Nut Dope

Published

October 2, 2006

aka the Sayre family Chex Mix

Ingredients

Dry goods:

  • 1-2 boxes Rice Chex
  • 1 box Wheat Chex
  • 1-2 bags pretzel sticks.
  • (optional: nuts, roughly 20oz)

Sauce:

  • 1/4c Lea & Perrins Worchestershire Sauce, expressed as 3 overflowing tablespoons.
  • 1.5t garlic powder, expressed as 1 heaped teaspoon.
  • 1T Lawry’s Seasoned Salt, expressed as 2 heaped teaspoons.
  • 3 sticks butter.

Directions

  • Preheat the oven to 275F.
  • In a large metal bowl that will both hold all the nut dope and fit in the oven, mix the dry goods.
  • On the stove, slowly melt the butter and the rest of the sauce ingredients together until hot and bubbly. Give it a good stir.
  • Pour roughly half of the sauce onto the dry goods in a big spiral pattern, then gently stir dry goods (fluffing up from the bottom) to mix.
  • Repeat with the other half of the sauce.
  • Bake for one hour, stirring / fluffing every 15 minutes.
  • When it comes out of the oven, give it a final stir
  • Allow to rest 15 mins (or more) before serving.

Store in a converted popcorn tin for up to 3 weeks.

Substitutions:

  • This recipe is very forgiving of different box sizes of cereal. Aim for a total weight of cereal around 30-40oz, roughly 2:1::rice:wheat.
  • Aim for 14-18oz (about a pound) of pretzel sticks, the skinny kind.

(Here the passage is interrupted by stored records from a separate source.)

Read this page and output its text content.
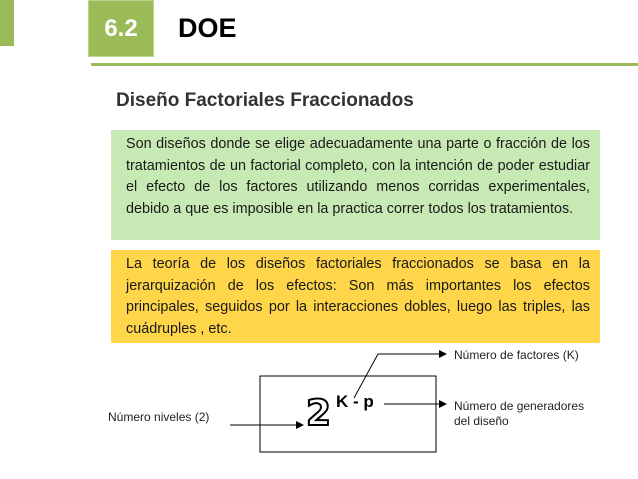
6.2 DOE
Diseño Factoriales Fraccionados
Son diseños donde se elige adecuadamente una parte o fracción de los tratamientos de un factorial completo, con la intención de poder estudiar el efecto de los factores utilizando menos corridas experimentales, debido a que es imposible en la practica correr todos los tratamientos.
La teoría de los diseños factoriales fraccionados se basa en la jerarquización de los efectos: Son más importantes los efectos principales, seguidos por la interacciones dobles, luego las triples, las cuádruples , etc.
2 K - p
Número de factores (K)
Número de generadores
del diseño
Número niveles (2)
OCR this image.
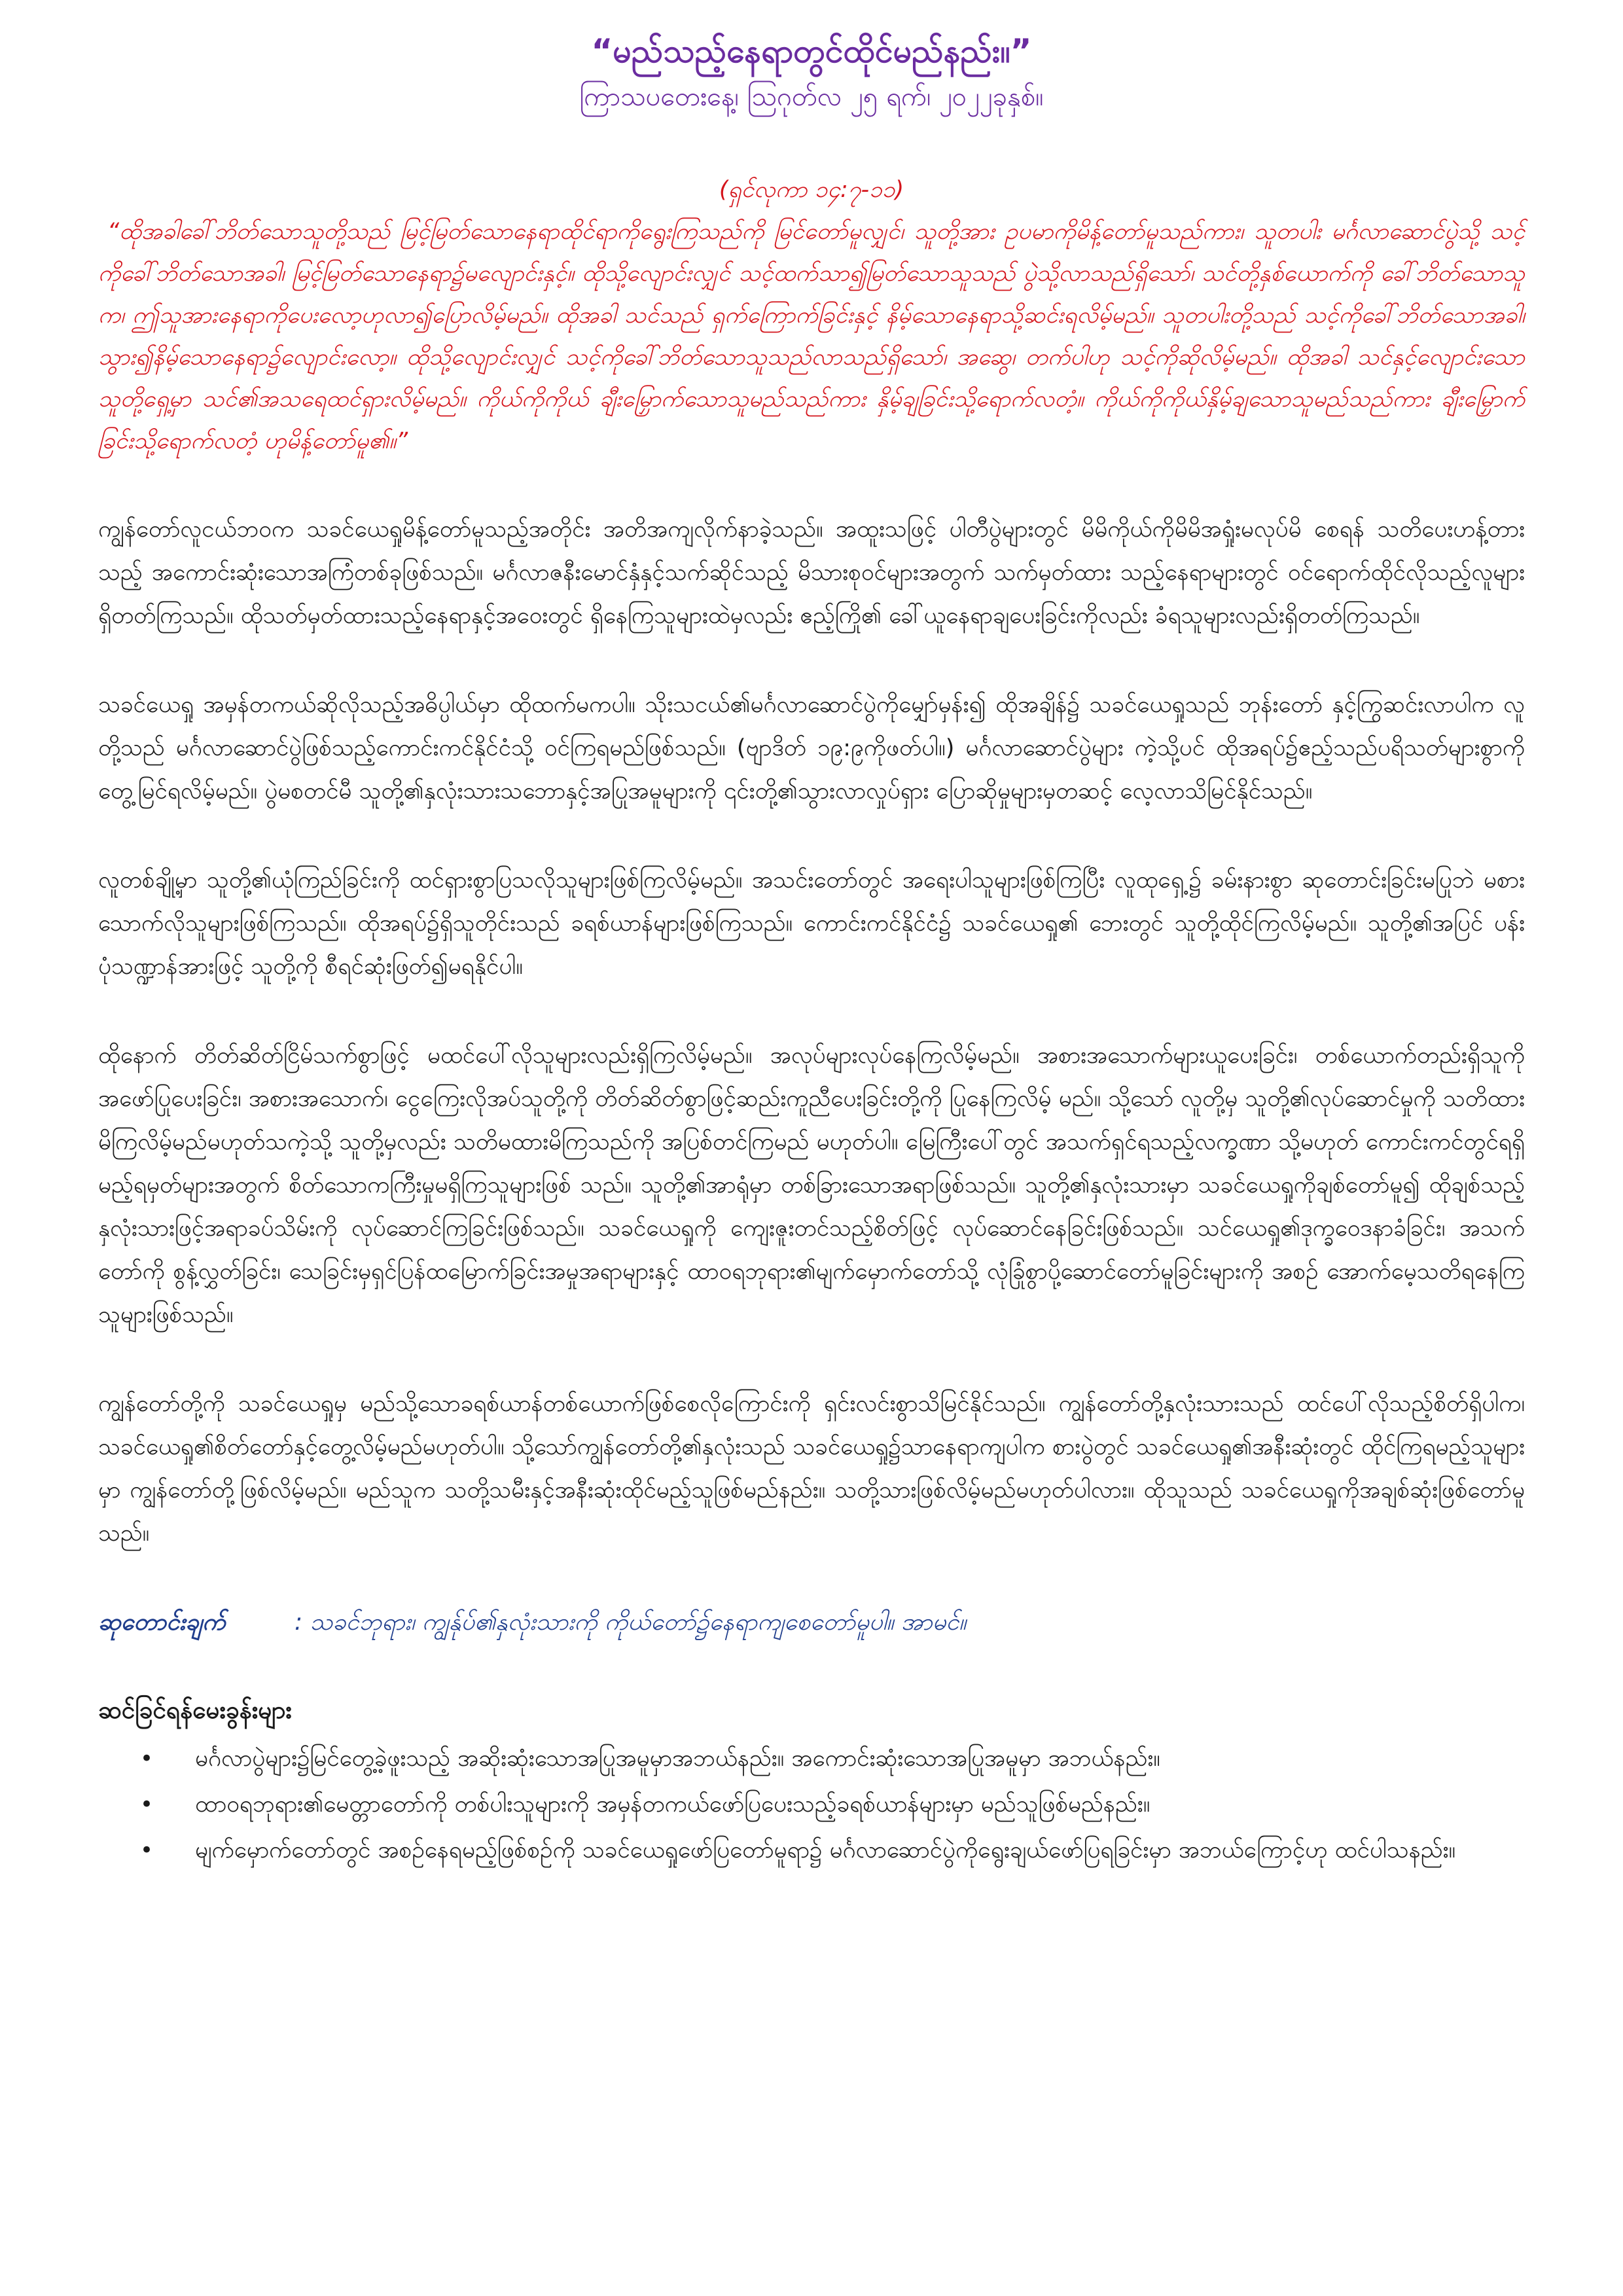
“မည်သည့်နေရာတွင်ထိုင်မည်နည်း။”

ကြာသပတေးနေ့၊ ဩဂုတ်လ ၂၅ ရက်၊ ၂၀၂၂ခုနှစ်။

(ရှင်လုကာ ၁၄:၇-၁၁)

“ထိုအခါခေါ်ဘိတ်သောသူတို့သည် မြင့်မြတ်သောနေရာထိုင်ရာကိုရွေးကြသည်ကို မြင်တော်မူလျှင်၊ သူတို့အား ဥပမာကိုမိန့်တော်မူသည်ကား၊ သူတပါး မင်္ဂလာဆောင်ပွဲသို့ သင့်ကိုခေါ်ဘိတ်သောအခါ၊ မြင့်မြတ်သောနေရာ၌မလျောင်းနှင့်။ ထိုသို့လျောင်းလျှင် သင့်ထက်သာ၍မြတ်သောသူသည် ပွဲသို့လာသည်ရှိသော်၊ သင်တို့နှစ်ယောက်ကို ခေါ်ဘိတ်သောသူက၊ ဤသူအားနေရာကိုပေးလော့ဟုလာ၍ပြောလိမ့်မည်။ ထိုအခါ သင်သည် ရှက်ကြောက်ခြင်းနှင့် နိမ့်သောနေရာသို့ဆင်းရလိမ့်မည်။ သူတပါးတို့သည် သင့်ကိုခေါ်ဘိတ်သောအခါ၊ သွား၍နိမ့်သောနေရာ၌လျောင်းလော့။ ထိုသို့လျောင်းလျှင် သင့်ကိုခေါ်ဘိတ်သောသူသည်လာသည်ရှိသော်၊ အဆွေ၊ တက်ပါဟု သင့်ကိုဆိုလိမ့်မည်။ ထိုအခါ သင်နှင့်လျောင်းသောသူတို့ရှေ့မှာ သင်၏အသရေထင်ရှားလိမ့်မည်။ ကိုယ်ကိုကိုယ် ချီးမြှောက်သောသူမည်သည်ကား နှိမ့်ချခြင်းသို့ရောက်လတံ့။ ကိုယ်ကိုကိုယ်နှိမ့်ချသောသူမည်သည်ကား ချီးမြှောက်ခြင်းသို့ရောက်လတံ့ ဟုမိန့်တော်မူ၏။”

ကျွန်တော်လူငယ်ဘဝက သခင်ယေရှုမိန့်တော်မူသည့်အတိုင်း အတိအကျလိုက်နာခဲ့သည်။ အထူးသဖြင့် ပါတီပွဲများတွင် မိမိကိုယ်ကိုမိမိအရှုံးမလုပ်မိ စေရန် သတိပေးဟန့်တားသည့် အကောင်းဆုံးသောအကြံတစ်ခုဖြစ်သည်။ မင်္ဂလာဇနီးမောင်နှံနှင့်သက်ဆိုင်သည့် မိသားစုဝင်များအတွက် သက်မှတ်ထား သည့်နေရာများတွင် ဝင်ရောက်ထိုင်လိုသည့်လူများရှိတတ်ကြသည်။ ထိုသတ်မှတ်ထားသည့်နေရာနှင့်အဝေးတွင် ရှိနေကြသူများထဲမှလည်း ဧည့်ကြို၏ ခေါ်ယူနေရာချပေးခြင်းကိုလည်း ခံရသူများလည်းရှိတတ်ကြသည်။

သခင်ယေရှု အမှန်တကယ်ဆိုလိုသည့်အဓိပ္ပါယ်မှာ ထိုထက်မကပါ။ သိုးသငယ်၏မင်္ဂလာဆောင်ပွဲကိုမျှော်မှန်း၍ ထိုအချိန်၌ သခင်ယေရှုသည် ဘုန်းတော် နှင့်ကြွဆင်းလာပါက လူတို့သည် မင်္ဂလာဆောင်ပွဲဖြစ်သည့်ကောင်းကင်နိုင်ငံသို့ ဝင်ကြရမည်ဖြစ်သည်။ (ဗျာဒိတ် ၁၉:၉ကိုဖတ်ပါ။) မင်္ဂလာဆောင်ပွဲများ ကဲ့သို့ပင် ထိုအရပ်၌ဧည့်သည်ပရိသတ်များစွာကို တွေ့မြင်ရလိမ့်မည်။ ပွဲမစတင်မီ သူတို့၏နှလုံးသားသဘောနှင့်အပြုအမူများကို ၎င်းတို့၏သွားလာလှုပ်ရှား ပြောဆိုမှုများမှတဆင့် လေ့လာသိမြင်နိုင်သည်။

လူတစ်ချို့မှာ သူတို့၏ယုံကြည်ခြင်းကို ထင်ရှားစွာပြသလိုသူများဖြစ်ကြလိမ့်မည်။ အသင်းတော်တွင် အရေးပါသူများဖြစ်ကြပြီး လူထုရှေ့၌ ခမ်းနားစွာ ဆုတောင်းခြင်းမပြုဘဲ မစားသောက်လိုသူများဖြစ်ကြသည်။ ထိုအရပ်၌ရှိသူတိုင်းသည် ခရစ်ယာန်များဖြစ်ကြသည်။ ကောင်းကင်နိုင်ငံ၌ သခင်ယေရှု၏ ဘေးတွင် သူတို့ထိုင်ကြလိမ့်မည်။ သူတို့၏အပြင် ပန်းပုံသဏ္ဍာန်အားဖြင့် သူတို့ကို စီရင်ဆုံးဖြတ်၍မရနိုင်ပါ။

ထိုနောက် တိတ်ဆိတ်ငြိမ်သက်စွာဖြင့် မထင်ပေါ်လိုသူများလည်းရှိကြလိမ့်မည်။ အလုပ်များလုပ်နေကြလိမ့်မည်။ အစားအသောက်များယူပေးခြင်း၊ တစ်ယောက်တည်းရှိသူကိုအဖော်ပြုပေးခြင်း၊ အစားအသောက်၊ ငွေကြေးလိုအပ်သူတို့ကို တိတ်ဆိတ်စွာဖြင့်ဆည်းကူညီပေးခြင်းတို့ကို ပြုနေကြလိမ့် မည်။ သို့သော် လူတို့မှ သူတို့၏လုပ်ဆောင်မှုကို သတိထားမိကြလိမ့်မည်မဟုတ်သကဲ့သို့ သူတို့မှလည်း သတိမထားမိကြသည်ကို အပြစ်တင်ကြမည် မဟုတ်ပါ။ မြေကြီးပေါ်တွင် အသက်ရှင်ရသည့်လက္ခဏာ သို့မဟုတ် ကောင်းကင်တွင်ရရှိမည့်ရမှတ်များအတွက် စိတ်သောကကြီးမှုမရှိကြသူများဖြစ် သည်။ သူတို့၏အာရုံမှာ တစ်ခြားသောအရာဖြစ်သည်။ သူတို့၏နှလုံးသားမှာ သခင်ယေရှုကိုချစ်တော်မူ၍ ထိုချစ်သည့်နှလုံးသားဖြင့်အရာခပ်သိမ်းကို လုပ်ဆောင်ကြခြင်းဖြစ်သည်။ သခင်ယေရှုကို ကျေးဇူးတင်သည့်စိတ်ဖြင့် လုပ်ဆောင်နေခြင်းဖြစ်သည်။ သင်ယေရှု၏ဒုက္ခဝေဒနာခံခြင်း၊ အသက်တော်ကို စွန့်လွှတ်ခြင်း၊ သေခြင်းမှရှင်ပြန်ထမြောက်ခြင်းအမှုအရာများနှင့် ထာဝရဘုရား၏မျက်မှောက်တော်သို့ လုံခြုံစွာပို့ဆောင်တော်မူခြင်းများကို အစဉ် အောက်မေ့သတိရနေကြသူများဖြစ်သည်။

ကျွန်တော်တို့ကို သခင်ယေရှုမှ မည်သို့သောခရစ်ယာန်တစ်ယောက်ဖြစ်စေလိုကြောင်းကို ရှင်းလင်းစွာသိမြင်နိုင်သည်။ ကျွန်တော်တို့နှလုံးသားသည် ထင်ပေါ်လိုသည့်စိတ်ရှိပါက၊ သခင်ယေရှု၏စိတ်တော်နှင့်တွေ့လိမ့်မည်မဟုတ်ပါ။ သို့သော်ကျွန်တော်တို့၏နှလုံးသည် သခင်ယေရှု၌သာနေရာကျပါက စားပွဲတွင် သခင်ယေရှု၏အနီးဆုံးတွင် ထိုင်ကြရမည့်သူများမှာ ကျွန်တော်တို့ဖြစ်လိမ့်မည်။ မည်သူက သတို့သမီးနှင့်အနီးဆုံးထိုင်မည့်သူဖြစ်မည်နည်း။ သတို့သားဖြစ်လိမ့်မည်မဟုတ်ပါလား။ ထိုသူသည် သခင်ယေရှုကိုအချစ်ဆုံးဖြစ်တော်မူသည်။

ဆုတောင်းချက်	: သခင်ဘုရား၊ ကျွန်ုပ်၏နှလုံးသားကို ကိုယ်တော်၌နေရာကျစေတော်မူပါ။ အာမင်။

ဆင်ခြင်ရန်မေးခွန်းများ

• မင်္ဂလာပွဲများ၌မြင်တွေ့ခဲ့ဖူးသည့် အဆိုးဆုံးသောအပြုအမူမှာအဘယ်နည်း။ အကောင်းဆုံးသောအပြုအမူမှာ အဘယ်နည်း။
• ထာဝရဘုရား၏မေတ္တာတော်ကို တစ်ပါးသူများကို အမှန်တကယ်ဖော်ပြပေးသည့်ခရစ်ယာန်များမှာ မည်သူဖြစ်မည်နည်း။
• မျက်မှောက်တော်တွင် အစဉ်နေရမည့်ဖြစ်စဉ်ကို သခင်ယေရှုဖော်ပြတော်မူရာ၌ မင်္ဂလာဆောင်ပွဲကိုရွေးချယ်ဖော်ပြရခြင်းမှာ အဘယ်ကြောင့်ဟု ထင်ပါသနည်း။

It’s ok to include the salt fragments in the bottom of the bag, or not as you decide. I prefer not.
  • Sue notes that if you’re using nuts, you should aim for a mix of less than 50% peanuts. Eleanor has never made this with nuts, but having tasted Sue’s nutted version, suggests you might want to look for dry roast nuts because Sue’s is hella oily.
  • Measures of flavorings are likewise forgiving, so find a measuring method that works for you and be consistent about it.
  • Don’t reduce the butter, as it is the vehicle by which the flavor is spread.

Family lore:

  • This is called “nut dope” even though it is traditionally made without nuts.
  • Given the ingredients in the recipe, it’s highly unlikely that this “tradition” predates the childhood of baby boomers.
  • Sue Sayre reports that she received this recipe (possibly from her MIL, Lois Sayre?) with a blend of margarine and butter, but that she personally has only ever used butter.
  • Sue’s recipe uses 1T garlic SALT instead of half as much garlic POWDER. Eleanor Sayre switched to garlic powder circa 2015 and it just tastes better. Seriously, 1950s housewives: why so much salt.
  • Eleanor Sayre suspects that the recipe, as originally written, did not overflow / heap the measures of flavor in the sauce, but that recipe drift over time has increased their measure. I’ve upconverted them in this recipe with a note as to what Sue expressed them as circa 2006.
  • Traditionally, Sue makes nut dope only in the time between Thanksgiving and Christmas. Matt feels that it is a holiday treat and Eleanor has no particular feels about timing, so Eleanor usually makes it starting in October when Matt’s cravings develop. Cravings usually subside by mid-January.
  • Family lore suggests that making nut dope is exclusively the domain of women. Eleanor is unsure of where this sexist shit originated. Negotiated peace in her household is that while women (== Eleanor) make the nut dope, men (== Matthew) are exclusively responsible for the nut dope storage tin: procurement, cleaning, storage, etc.